Many people are concerned that the endless live stream we're exposed to is affecting our ability to concentrate.

Stafford points out that this is not a new problem: "The single biggest finding from decades of research into attention is that it is — and will always be — finite." He illustrated this by engaging us in a "tracking moving dots" experiment. Some in the room were very good, others less so. Interestingly, those who regularly played action computer games were particularly adept.

Hence with practice we can improve our ability to multitask and balance competing demands — just as we can learn to focus more deeply. Yet we must choose how and where we direct our finite attention.


Harvard's Dan Wegner has clearly shown how the Web affects how we use our memory. When exposed to new information, we are now less likely to allocate memory capacity to the information itself, but instead form detailed memories of how to retrieve it should we need it again. Wegner calls this ability to outsource the business part of remembering information "transactive memory".

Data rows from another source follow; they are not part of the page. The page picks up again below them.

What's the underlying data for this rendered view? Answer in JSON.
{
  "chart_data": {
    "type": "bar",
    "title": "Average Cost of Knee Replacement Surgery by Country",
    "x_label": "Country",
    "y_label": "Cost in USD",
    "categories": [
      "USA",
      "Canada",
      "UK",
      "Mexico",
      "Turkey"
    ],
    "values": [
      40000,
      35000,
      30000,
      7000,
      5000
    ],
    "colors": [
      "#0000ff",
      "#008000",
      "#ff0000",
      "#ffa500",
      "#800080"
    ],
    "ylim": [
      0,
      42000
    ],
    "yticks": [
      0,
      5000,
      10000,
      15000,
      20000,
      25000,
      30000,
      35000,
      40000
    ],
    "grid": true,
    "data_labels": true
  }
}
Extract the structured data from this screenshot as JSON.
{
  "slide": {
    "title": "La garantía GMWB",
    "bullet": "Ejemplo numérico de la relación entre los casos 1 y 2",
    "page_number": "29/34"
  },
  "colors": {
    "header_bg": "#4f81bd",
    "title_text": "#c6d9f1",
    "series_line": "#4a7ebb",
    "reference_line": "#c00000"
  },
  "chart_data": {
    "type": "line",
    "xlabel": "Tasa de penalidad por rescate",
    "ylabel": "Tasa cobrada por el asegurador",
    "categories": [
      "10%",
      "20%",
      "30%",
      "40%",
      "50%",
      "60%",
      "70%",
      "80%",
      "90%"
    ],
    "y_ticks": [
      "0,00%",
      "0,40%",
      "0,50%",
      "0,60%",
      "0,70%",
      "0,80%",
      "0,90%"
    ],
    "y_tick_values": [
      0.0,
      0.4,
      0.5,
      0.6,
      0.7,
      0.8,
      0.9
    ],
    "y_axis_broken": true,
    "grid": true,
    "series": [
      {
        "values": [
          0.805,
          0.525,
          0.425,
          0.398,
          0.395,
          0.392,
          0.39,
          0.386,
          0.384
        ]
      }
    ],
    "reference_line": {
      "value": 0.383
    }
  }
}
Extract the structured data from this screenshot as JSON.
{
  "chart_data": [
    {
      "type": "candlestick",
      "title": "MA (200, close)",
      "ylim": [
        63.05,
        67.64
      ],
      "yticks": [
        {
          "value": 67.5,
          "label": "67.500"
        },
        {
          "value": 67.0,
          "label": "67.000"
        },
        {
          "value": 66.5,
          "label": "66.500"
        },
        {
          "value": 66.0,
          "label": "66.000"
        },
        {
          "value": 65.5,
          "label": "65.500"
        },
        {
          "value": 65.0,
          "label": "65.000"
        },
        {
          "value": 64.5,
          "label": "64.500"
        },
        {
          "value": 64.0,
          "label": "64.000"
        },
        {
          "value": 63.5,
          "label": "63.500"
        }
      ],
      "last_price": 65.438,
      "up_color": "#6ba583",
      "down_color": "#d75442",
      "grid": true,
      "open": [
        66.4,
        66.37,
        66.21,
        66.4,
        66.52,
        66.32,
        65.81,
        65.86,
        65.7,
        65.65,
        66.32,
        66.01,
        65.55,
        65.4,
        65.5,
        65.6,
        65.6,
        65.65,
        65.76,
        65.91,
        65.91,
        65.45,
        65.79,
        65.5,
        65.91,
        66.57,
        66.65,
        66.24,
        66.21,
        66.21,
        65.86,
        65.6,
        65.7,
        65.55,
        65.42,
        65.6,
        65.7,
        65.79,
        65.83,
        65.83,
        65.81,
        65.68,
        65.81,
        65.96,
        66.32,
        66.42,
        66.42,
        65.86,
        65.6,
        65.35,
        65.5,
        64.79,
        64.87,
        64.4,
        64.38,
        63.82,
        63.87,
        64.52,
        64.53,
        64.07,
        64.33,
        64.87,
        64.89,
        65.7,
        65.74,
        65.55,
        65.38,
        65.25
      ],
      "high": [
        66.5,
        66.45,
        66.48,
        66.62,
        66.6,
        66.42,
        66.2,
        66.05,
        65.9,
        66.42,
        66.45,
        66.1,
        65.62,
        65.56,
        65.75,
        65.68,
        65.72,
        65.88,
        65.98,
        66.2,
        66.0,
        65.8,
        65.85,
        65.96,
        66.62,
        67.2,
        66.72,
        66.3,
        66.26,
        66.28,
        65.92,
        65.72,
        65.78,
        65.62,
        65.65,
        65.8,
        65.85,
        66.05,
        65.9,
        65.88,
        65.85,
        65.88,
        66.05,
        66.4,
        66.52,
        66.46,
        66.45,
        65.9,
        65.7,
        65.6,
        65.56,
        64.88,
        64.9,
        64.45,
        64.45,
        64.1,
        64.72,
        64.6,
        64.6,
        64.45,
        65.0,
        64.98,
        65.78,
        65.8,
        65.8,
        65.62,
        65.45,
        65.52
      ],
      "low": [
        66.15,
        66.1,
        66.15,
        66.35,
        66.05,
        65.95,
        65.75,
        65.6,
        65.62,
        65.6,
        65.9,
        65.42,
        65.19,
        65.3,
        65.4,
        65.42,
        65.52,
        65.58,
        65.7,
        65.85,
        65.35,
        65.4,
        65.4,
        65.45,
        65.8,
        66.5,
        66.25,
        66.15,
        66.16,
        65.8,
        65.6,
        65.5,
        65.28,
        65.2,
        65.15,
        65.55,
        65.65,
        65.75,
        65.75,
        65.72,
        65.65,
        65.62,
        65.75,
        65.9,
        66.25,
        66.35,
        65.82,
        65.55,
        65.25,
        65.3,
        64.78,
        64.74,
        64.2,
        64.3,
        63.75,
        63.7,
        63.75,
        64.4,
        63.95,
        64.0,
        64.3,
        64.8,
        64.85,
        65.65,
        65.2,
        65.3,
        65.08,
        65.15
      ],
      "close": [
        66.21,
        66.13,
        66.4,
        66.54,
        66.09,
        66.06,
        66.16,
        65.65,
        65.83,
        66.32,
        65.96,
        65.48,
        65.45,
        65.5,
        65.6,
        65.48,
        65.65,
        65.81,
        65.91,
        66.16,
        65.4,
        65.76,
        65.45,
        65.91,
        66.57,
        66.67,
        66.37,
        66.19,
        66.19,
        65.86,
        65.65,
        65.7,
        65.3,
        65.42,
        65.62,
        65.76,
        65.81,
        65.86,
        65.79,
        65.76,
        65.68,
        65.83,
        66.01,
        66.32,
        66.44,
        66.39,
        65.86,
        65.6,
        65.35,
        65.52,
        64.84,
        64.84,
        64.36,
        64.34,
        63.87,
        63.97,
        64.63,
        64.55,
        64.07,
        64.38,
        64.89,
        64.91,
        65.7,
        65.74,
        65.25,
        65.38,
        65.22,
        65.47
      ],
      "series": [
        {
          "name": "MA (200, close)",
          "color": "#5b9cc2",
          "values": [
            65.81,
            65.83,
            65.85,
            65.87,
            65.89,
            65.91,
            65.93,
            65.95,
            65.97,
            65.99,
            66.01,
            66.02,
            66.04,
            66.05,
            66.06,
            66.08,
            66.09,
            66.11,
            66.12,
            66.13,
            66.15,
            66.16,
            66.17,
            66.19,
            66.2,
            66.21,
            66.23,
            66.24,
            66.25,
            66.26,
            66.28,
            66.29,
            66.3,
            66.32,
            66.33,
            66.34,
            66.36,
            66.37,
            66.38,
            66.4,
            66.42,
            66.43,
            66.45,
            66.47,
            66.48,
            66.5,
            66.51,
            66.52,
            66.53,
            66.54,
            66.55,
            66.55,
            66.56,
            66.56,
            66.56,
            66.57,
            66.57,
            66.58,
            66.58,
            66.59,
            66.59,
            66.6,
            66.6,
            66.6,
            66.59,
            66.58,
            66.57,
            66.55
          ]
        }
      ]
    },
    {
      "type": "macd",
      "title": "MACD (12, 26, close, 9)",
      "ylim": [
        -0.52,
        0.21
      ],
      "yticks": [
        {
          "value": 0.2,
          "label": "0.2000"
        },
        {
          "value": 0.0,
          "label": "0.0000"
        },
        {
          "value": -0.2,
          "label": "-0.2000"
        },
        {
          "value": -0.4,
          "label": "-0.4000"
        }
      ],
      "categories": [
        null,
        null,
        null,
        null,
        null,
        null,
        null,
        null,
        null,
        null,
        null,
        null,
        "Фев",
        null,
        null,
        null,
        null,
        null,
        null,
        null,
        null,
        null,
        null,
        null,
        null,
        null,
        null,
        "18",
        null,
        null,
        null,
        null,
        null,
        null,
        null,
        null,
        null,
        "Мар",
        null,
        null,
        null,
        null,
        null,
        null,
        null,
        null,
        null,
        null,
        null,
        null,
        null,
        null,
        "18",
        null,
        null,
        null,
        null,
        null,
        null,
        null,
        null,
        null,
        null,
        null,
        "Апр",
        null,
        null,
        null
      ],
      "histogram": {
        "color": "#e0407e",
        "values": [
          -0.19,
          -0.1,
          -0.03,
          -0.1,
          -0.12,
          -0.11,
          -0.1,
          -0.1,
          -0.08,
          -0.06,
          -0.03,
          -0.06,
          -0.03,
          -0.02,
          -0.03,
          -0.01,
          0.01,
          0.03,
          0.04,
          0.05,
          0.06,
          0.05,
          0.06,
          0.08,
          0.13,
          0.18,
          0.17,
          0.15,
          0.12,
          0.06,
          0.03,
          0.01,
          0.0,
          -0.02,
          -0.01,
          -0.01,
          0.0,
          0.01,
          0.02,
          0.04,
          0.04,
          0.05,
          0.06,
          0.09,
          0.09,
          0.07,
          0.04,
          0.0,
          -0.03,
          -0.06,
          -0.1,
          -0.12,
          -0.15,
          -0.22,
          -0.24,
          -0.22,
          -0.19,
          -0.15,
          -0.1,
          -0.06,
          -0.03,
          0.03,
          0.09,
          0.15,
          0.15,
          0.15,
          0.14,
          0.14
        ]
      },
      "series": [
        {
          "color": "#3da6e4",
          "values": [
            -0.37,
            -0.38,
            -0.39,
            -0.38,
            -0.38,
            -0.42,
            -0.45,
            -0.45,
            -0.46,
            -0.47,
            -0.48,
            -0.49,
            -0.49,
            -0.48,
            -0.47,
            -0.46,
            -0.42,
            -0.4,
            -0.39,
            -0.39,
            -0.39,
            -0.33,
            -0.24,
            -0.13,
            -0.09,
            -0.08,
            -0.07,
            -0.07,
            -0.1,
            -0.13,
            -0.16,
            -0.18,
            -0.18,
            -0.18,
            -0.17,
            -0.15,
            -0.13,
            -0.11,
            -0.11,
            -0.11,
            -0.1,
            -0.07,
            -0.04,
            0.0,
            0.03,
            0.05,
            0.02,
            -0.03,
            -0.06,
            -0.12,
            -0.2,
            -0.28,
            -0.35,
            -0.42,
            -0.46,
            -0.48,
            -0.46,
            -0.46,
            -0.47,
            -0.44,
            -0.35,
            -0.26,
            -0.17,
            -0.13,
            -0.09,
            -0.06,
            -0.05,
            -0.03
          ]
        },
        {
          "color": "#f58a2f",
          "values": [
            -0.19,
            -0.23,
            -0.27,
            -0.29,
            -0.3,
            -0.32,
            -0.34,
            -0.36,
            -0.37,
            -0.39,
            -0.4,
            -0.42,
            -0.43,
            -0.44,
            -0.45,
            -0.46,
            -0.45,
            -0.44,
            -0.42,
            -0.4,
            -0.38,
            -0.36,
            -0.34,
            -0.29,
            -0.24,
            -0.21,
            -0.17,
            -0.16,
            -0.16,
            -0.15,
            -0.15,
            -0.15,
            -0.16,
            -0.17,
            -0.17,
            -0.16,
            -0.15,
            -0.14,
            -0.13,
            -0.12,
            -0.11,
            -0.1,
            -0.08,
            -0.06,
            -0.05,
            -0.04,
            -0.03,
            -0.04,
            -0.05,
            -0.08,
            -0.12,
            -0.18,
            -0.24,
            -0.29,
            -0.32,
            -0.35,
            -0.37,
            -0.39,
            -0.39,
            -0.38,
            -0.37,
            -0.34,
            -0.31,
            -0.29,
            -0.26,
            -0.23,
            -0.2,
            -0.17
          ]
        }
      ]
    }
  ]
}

Our brains simply adapt to the way we live, and what's different now is the sheer volume and accessibility of information. Technological stimuli do not have any privileged access.

Hence rather than worrying about our brains" new reliance on the internet, Stafford suggests we should be cherishing the unprecedented access to new experience and new knowledge that we can access through it.


Stafford is unconvinced that the web necessarily means this: "newspapers became more widely read, but we're still talking." We may spend more time chatting online, but the bars and cafés outside are thronged as usual. Recent convincing research shows that those with more "friends" online also have more fruitful social lives offline.

Overall, rather than panic about it making us dumb, distracted and alone, Stafford says we should identify the principles which help us design technology which makes us smart, able to concentrate and empathetic.